I am discovering in my recent experimentation with AI for qualitative coding (which lets me do weeks worth of work in a caffeine-fuelled 12-hour rampage of analysis) and report writing and referencing that there is an attitude from the non-early-adopters of AI that any writing or analysis that uses AI falls under the “well, you didn’t really write it” category and therefore has less value than if I’d slaved for weeks over it. There’s this weird stigma floating around: ‘If AI helps, did you really do the work?’ My answer? Hell yes, I did. I’ve done the hard yards with my PhD, I’ve done the re-writing-a-bazillion-words-to-craft-the-perfect-narrative thing, and now I have a tool that let’s me speed up my process and work at a speed that feels right and natural.So why should this feel like “cheating”? I’m completing tasks more quickly, while stealing back HOURS of time in productivity. I’ve always felt there are not enough hours in the day, and suddenly these tools are giving me some of those hours, which, when you spend half your life in ADHD task paralysis, is a bloody godsend.
Now, back to the point as I’m starting to ramble; I realised that while listening to a synthetic biologist push forward with their amazing work understanding the most advanced manufacturing mechanisms on earth, that I am all for pushing all the boundaries, all the time, to see where it leads. When something is pushed beyond it limits, it tends to break, or break something around it, and this can be fixed or upgraded to take the pressure.
While there is a case that the outlier scenarios of creating technology with this attitude may end the human race through the robot uprising, Covid24, or thermonuclear winter, or what ever, these challenges to our boundaries provoke conversation, thought and action, and are an essential part of our progress.
Given our current environment of late stage capitalism, the death of democracy (ahem Trump) wealth accretion in the top 1%, and the decline of environment, I’d say we’ve already cocked things up pretty badly and it might just be time to push ahead and see if we can’t make some breakthroughs by upsetting the apple cart and seeing what falls out.

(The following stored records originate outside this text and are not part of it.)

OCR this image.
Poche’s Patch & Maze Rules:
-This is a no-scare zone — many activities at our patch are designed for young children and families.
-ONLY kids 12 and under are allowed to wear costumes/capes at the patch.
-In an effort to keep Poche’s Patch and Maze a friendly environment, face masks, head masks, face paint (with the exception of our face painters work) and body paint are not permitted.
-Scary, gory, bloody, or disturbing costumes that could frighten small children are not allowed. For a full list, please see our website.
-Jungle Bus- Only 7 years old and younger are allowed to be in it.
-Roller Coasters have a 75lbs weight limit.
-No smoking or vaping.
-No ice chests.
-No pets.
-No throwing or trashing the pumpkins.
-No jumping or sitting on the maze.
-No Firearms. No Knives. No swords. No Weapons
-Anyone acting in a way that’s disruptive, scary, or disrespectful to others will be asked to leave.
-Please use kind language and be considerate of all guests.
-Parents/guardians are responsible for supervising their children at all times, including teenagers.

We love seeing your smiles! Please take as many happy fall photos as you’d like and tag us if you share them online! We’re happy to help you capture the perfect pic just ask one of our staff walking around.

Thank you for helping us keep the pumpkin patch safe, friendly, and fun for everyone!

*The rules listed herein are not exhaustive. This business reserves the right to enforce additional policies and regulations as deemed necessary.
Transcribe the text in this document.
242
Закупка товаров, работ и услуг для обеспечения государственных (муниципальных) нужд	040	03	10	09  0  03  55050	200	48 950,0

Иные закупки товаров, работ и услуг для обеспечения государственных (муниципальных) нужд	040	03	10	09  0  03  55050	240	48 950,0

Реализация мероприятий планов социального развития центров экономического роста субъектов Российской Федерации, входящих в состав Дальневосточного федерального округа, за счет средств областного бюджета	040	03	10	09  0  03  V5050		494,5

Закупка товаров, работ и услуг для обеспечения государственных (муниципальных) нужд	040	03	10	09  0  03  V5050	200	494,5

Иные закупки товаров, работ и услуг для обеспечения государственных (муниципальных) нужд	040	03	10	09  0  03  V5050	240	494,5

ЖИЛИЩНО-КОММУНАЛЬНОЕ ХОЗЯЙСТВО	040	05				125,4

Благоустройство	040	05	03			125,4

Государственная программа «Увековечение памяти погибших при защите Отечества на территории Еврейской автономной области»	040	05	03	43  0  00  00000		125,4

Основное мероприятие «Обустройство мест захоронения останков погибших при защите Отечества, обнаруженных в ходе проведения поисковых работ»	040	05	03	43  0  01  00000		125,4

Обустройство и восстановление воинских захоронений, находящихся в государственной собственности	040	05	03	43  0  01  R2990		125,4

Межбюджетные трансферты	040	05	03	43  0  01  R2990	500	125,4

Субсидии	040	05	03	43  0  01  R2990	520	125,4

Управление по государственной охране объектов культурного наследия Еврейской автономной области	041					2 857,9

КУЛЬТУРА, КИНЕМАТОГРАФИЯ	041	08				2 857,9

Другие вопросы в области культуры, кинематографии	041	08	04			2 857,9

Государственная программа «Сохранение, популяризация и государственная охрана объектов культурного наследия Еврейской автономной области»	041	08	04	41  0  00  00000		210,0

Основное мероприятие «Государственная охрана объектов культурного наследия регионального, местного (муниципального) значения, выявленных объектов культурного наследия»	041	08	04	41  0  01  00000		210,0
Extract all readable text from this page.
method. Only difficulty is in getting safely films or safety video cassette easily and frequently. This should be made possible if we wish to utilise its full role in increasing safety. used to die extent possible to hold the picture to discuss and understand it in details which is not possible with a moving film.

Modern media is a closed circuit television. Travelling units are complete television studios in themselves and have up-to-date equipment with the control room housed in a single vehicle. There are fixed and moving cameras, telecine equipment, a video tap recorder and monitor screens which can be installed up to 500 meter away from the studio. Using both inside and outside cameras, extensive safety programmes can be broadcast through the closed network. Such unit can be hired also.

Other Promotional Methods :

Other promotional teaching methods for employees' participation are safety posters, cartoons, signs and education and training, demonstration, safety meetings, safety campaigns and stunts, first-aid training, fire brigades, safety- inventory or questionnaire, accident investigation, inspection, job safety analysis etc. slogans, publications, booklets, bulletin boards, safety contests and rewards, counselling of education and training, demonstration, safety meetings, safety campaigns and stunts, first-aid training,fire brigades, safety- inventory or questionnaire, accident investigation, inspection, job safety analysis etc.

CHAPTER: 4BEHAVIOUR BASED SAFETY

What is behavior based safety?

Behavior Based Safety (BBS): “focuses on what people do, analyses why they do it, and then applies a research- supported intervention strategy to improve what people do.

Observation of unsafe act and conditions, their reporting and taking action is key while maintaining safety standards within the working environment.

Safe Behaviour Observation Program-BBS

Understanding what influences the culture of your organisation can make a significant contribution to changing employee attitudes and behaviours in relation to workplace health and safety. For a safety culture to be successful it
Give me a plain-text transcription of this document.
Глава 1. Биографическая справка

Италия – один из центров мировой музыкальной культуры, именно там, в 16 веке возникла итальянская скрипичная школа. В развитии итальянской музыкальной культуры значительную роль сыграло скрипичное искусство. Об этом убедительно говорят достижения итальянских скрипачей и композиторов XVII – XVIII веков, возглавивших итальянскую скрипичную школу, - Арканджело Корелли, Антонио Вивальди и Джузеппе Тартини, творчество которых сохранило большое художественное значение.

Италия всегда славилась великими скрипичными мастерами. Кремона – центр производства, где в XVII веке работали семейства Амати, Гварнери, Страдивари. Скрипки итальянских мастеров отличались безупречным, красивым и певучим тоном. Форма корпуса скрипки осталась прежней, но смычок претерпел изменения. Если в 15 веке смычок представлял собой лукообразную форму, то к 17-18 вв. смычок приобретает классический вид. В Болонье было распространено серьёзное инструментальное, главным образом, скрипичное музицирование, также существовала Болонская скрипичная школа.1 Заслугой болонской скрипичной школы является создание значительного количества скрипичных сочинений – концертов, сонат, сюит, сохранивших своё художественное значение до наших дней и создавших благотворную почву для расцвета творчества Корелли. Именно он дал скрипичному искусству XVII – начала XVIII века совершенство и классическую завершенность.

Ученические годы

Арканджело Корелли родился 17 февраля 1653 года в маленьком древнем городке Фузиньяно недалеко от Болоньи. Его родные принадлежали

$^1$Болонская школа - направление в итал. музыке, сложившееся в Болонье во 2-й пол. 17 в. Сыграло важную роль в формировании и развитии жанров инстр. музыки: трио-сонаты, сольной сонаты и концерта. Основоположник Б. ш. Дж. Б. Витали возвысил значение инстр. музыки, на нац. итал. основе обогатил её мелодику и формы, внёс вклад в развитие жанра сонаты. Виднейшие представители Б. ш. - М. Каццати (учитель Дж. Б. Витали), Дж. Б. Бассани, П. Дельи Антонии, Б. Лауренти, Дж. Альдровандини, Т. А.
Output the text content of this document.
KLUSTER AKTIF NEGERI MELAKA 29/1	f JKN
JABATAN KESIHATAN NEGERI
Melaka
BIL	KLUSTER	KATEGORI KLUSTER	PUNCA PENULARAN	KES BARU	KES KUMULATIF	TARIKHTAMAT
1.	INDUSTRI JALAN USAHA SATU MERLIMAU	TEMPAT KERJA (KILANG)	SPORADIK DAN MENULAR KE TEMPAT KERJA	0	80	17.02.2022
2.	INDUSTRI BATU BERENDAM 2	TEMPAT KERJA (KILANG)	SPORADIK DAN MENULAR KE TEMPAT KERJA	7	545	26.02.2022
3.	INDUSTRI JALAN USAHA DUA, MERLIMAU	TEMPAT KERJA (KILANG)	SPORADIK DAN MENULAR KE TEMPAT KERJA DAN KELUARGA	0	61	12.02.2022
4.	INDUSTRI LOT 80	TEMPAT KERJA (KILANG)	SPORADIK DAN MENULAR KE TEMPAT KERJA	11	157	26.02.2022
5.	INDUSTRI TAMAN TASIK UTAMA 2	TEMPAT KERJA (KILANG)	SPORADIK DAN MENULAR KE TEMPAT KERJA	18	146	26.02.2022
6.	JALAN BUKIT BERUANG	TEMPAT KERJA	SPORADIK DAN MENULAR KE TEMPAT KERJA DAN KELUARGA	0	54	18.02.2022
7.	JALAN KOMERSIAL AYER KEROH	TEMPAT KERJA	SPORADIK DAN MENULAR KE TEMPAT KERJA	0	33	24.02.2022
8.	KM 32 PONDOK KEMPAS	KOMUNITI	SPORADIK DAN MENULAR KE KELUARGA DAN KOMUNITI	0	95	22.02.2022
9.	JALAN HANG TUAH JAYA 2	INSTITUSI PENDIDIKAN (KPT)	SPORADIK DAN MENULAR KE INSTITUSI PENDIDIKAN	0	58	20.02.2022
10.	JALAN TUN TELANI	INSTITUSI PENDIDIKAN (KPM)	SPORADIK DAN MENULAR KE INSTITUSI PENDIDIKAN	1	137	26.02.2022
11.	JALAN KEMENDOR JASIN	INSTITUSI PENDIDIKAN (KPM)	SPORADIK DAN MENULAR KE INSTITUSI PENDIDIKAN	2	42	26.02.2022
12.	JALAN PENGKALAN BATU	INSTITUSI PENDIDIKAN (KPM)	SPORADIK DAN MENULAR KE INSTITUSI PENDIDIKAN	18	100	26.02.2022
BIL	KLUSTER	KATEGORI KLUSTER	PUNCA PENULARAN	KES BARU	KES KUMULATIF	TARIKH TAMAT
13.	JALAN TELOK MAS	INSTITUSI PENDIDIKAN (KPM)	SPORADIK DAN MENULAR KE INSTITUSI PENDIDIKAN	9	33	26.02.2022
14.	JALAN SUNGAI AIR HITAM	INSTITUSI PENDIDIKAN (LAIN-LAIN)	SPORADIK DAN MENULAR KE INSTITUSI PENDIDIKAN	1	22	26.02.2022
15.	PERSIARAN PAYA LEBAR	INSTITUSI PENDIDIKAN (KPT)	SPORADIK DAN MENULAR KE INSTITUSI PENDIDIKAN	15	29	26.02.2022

Now, I’m not saying we don’t need the cautionists, ethicists and careful thinkers.
In the end, technologies like synthetic biology, quantum computing, and AI are reshaping the very fabric of society. And while we need the cautionists and ethicists — the ones saying, ‘Wait, maybe don’t press the ‘Deploy Skynet’ button’ — that’s just not me. I’m coming out as a proud and unashamed Accelerationist, because if we don’t push the boundaries, we’ll never know how far we can go.